Might voter exhaustion be responsible for this trend? “In Virginia, you have elections every single year,” said Koran Saines, a Democratic voter from Loudoun County, at Sunday’s campaign event. “So as soon as you’re done with one election, here comes another election.” 

Grassroots activists are trying to combat voter fatigue among Democrats by keeping the spotlight on Trump, who lost Virginia by 10 points in 2020. “[Youngkin] puts on a good face on TV, but I am concerned about the way he’s kind of played footsie with Trump,” said Jim McBride, a Democratic voter from Fairfax, Virginia, who volunteered for Sunday’s event. “In many respects, I feel like he’s pandering to the [former] president’s base in a way that I think is over the line.”

Trump’s lingering hold over the Republican Party has forced Youngkin to attempt an awkward balancing act. He can’t win without at least some support from the moderates and independents who live in Northern Virginia’s wealthy, diverse, and well-educated suburbs, which have turned increasingly blue in recent years. But he can’t afford to rankle the majority of Virginia Republicans who still see Trump as the leader of the GOP.

Since winning the Republican nomination in May, Youngkin has made a conscious effort to keep Trump off the campaign trail and avoid even mentioning the former president’s name at rallies. 

Youngkin might want to avoid associating his name with Trump’s, but McAuliffe is not going to let him off the hook so easily. Last week Steve Bannon headlined a “Take Back Virginia Rally,” nominally on Youngkin’s behalf, where Trump called in and attendees pledged allegiance to a flag displayed near the Capitol on January 6. Youngkin did not attend the event and said it was “weird and wrong” to pledge allegiance to such a flag. But McAuliffe criticized him for not responding more forcefully.

To make matters worse for Youngkin, the Democratic National Committee flew a banner over Trump’s Mar-a-Lago resort this week that read, “Why won’t Youngkin let Trump campaign in VA?”

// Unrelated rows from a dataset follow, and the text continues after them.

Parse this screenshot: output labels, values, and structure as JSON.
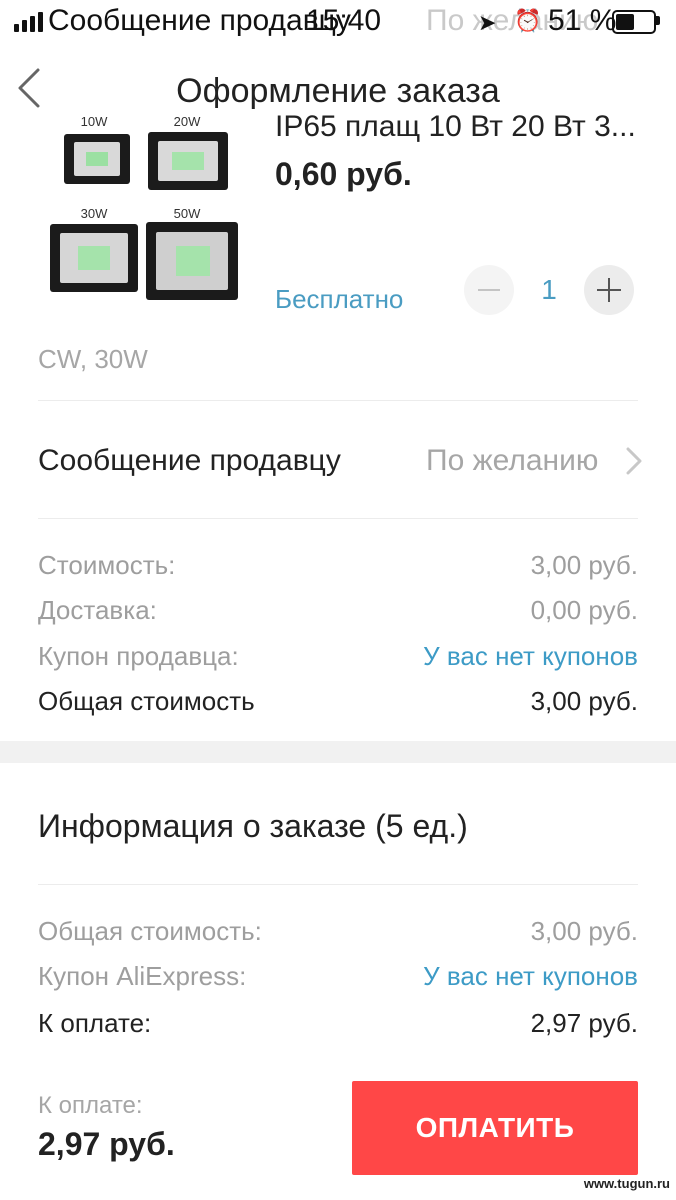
{
  "status_bar": {
    "title": "Сообщение продавцу",
    "time": "15:40",
    "ghost_right": "По желанию",
    "battery_percent": "51 %",
    "battery_level": 0.51,
    "icons": [
      "signal-icon",
      "location-arrow-icon",
      "alarm-icon",
      "battery-icon"
    ]
  },
  "header": {
    "title": "Оформление заказа",
    "back_icon": "chevron-left-icon"
  },
  "product": {
    "title": "IP65 плащ 10 Вт 20 Вт 3...",
    "price": "0,60 руб.",
    "shipping": "Бесплатно",
    "quantity": "1",
    "variant": "CW, 30W",
    "image_labels": [
      "10W",
      "20W",
      "30W",
      "50W"
    ]
  },
  "seller_message": {
    "label": "Сообщение продавцу",
    "value": "По желанию"
  },
  "costs": [
    {
      "label": "Стоимость:",
      "value": "3,00 руб."
    },
    {
      "label": "Доставка:",
      "value": "0,00 руб."
    },
    {
      "label": "Купон продавца:",
      "value": "У вас нет купонов"
    },
    {
      "label": "Общая стоимость",
      "value": "3,00 руб."
    }
  ],
  "order_info": {
    "title": "Информация о заказе (5 ед.)",
    "rows": [
      {
        "label": "Общая стоимость:",
        "value": "3,00 руб."
      },
      {
        "label": "Купон AliExpress:",
        "value": "У вас нет купонов"
      },
      {
        "label": "К оплате:",
        "value": "2,97 руб."
      }
    ]
  },
  "footer": {
    "label": "К оплате:",
    "total": "2,97 руб.",
    "pay_button": "ОПЛАТИТЬ"
  },
  "watermark": "www.tugun.ru",
  "colors": {
    "accent_link": "#3d9bc6",
    "pay_button": "#ff4747",
    "muted_text": "#9e9e9e"
  }
}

The Republican candidate has taken advantage of the ongoing debate over critical race theory and parental input into curriculum decisions in K-12 schools, two issues that have become a major flashpoint for suburban parents around the country but particularly in Virginia. During a debate last month, Youngkin reminded voters that McAuliffe once vetoed a bill that would have allowed parents to opt their children out of any reading assignments that contained “sexually explicit” material.

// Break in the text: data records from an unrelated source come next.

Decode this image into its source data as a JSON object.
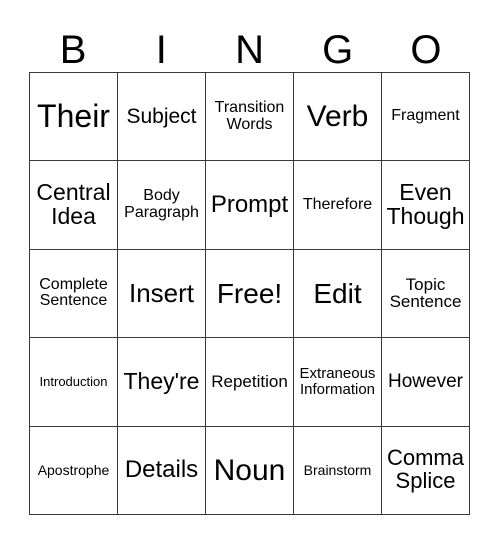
{
  "card": {
    "header_letters": [
      "B",
      "I",
      "N",
      "G",
      "O"
    ],
    "border_color": "#3a3a3a",
    "background_color": "#ffffff",
    "text_color": "#000000",
    "columns": 5,
    "rows": 5,
    "rows_data": [
      [
        {
          "text": "Their",
          "size": "fs-32",
          "free": false
        },
        {
          "text": "Subject",
          "size": "fs-21",
          "free": false
        },
        {
          "text": "Transition\nWords",
          "size": "fs-16",
          "free": false
        },
        {
          "text": "Verb",
          "size": "fs-30",
          "free": false
        },
        {
          "text": "Fragment",
          "size": "fs-16",
          "free": false
        }
      ],
      [
        {
          "text": "Central\nIdea",
          "size": "fs-23",
          "free": false
        },
        {
          "text": "Body\nParagraph",
          "size": "fs-16",
          "free": false
        },
        {
          "text": "Prompt",
          "size": "fs-24",
          "free": false
        },
        {
          "text": "Therefore",
          "size": "fs-16",
          "free": false
        },
        {
          "text": "Even\nThough",
          "size": "fs-23",
          "free": false
        }
      ],
      [
        {
          "text": "Complete\nSentence",
          "size": "fs-16",
          "free": false
        },
        {
          "text": "Insert",
          "size": "fs-26",
          "free": false
        },
        {
          "text": "Free!",
          "size": "fs-28",
          "free": true
        },
        {
          "text": "Edit",
          "size": "fs-28",
          "free": false
        },
        {
          "text": "Topic\nSentence",
          "size": "fs-17",
          "free": false
        }
      ],
      [
        {
          "text": "Introduction",
          "size": "fs-13",
          "free": false
        },
        {
          "text": "They're",
          "size": "fs-23",
          "free": false
        },
        {
          "text": "Repetition",
          "size": "fs-17",
          "free": false
        },
        {
          "text": "Extraneous\nInformation",
          "size": "fs-15",
          "free": false
        },
        {
          "text": "However",
          "size": "fs-19",
          "free": false
        }
      ],
      [
        {
          "text": "Apostrophe",
          "size": "fs-14",
          "free": false
        },
        {
          "text": "Details",
          "size": "fs-24",
          "free": false
        },
        {
          "text": "Noun",
          "size": "fs-30",
          "free": false
        },
        {
          "text": "Brainstorm",
          "size": "fs-14",
          "free": false
        },
        {
          "text": "Comma\nSplice",
          "size": "fs-22",
          "free": false
        }
      ]
    ]
  }
}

Youngkin was rewarded with the soundbite he was looking for. “I don’t think parents should be telling schools what they should teach,” McAuliffe said during the debate.

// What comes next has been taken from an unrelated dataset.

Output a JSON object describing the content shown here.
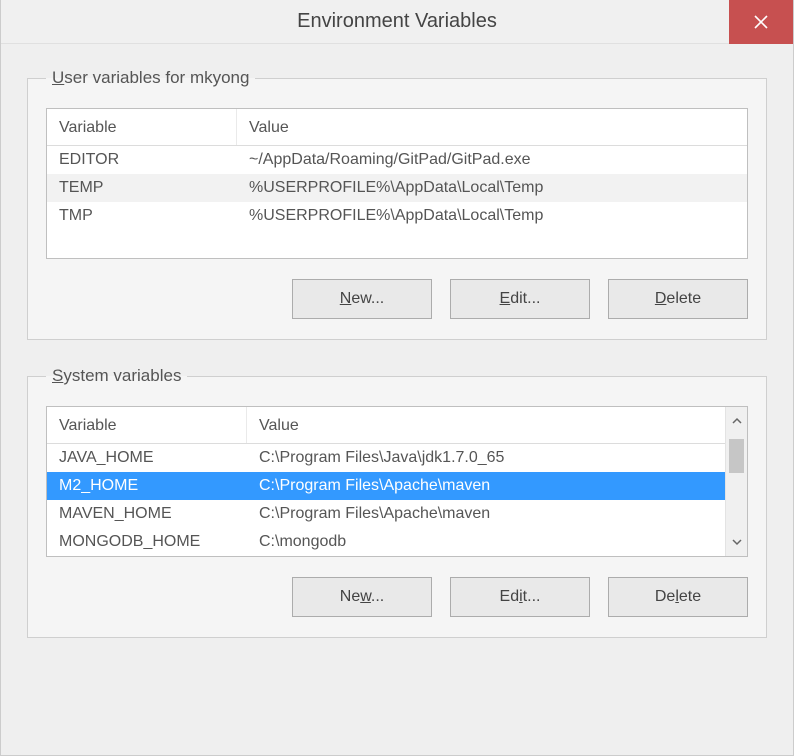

Unlike McAuliffe, whose campaign has focused almost entirely on COVID-19, abortion, and Trump, Youngkin has zeroed in on kitchen table issues like K-12 education, tax reform, and public safety. “Every day we see that Virginia is just less safe than it used to be,” Youngkin told a crowd of roughly 15 sheriffs and deputies at a police week campaign event in McLean, Virginia last Thursday. 

The parent-centric focus of Youngkin’s campaign has also enthused the many Virginia Republicans who see K-12 education as their No. 1 priority in this year’s gubernatorial contest. “You see the opponent of Mr. Youngkin attacking schools, wanting government to basically control what our young’uns are learning with no parental input whatsoever,” Washington County Sheriff Blake Andis told The Dispatch at Thursday’s event.

But first-time voter Matthew Savage, a self-described “lifelong Democrat” from Falls Church, Virginia, says Youngkin’s K-12 policy proposals will take Virginia backward and “hurt” public school students like him. “[Youngkin] wants school choice, which is really just another way of saying he wants to take the money away from public education and send it into private schools,” said Savage, who attended Sunday’s Stacey Abrams event on his 18th birthday.

As the race comes to a close, Democratic political operatives warn that this race is a key bellwether ahead of the 2022 midterms. “Here in Virginia, you have the chance to set the stage,” Abrams told voters at Sunday’s event. “Do we go in the direction of the future? Or do we regress to a past that is dark and bitter and mean and does not believe in all of us?”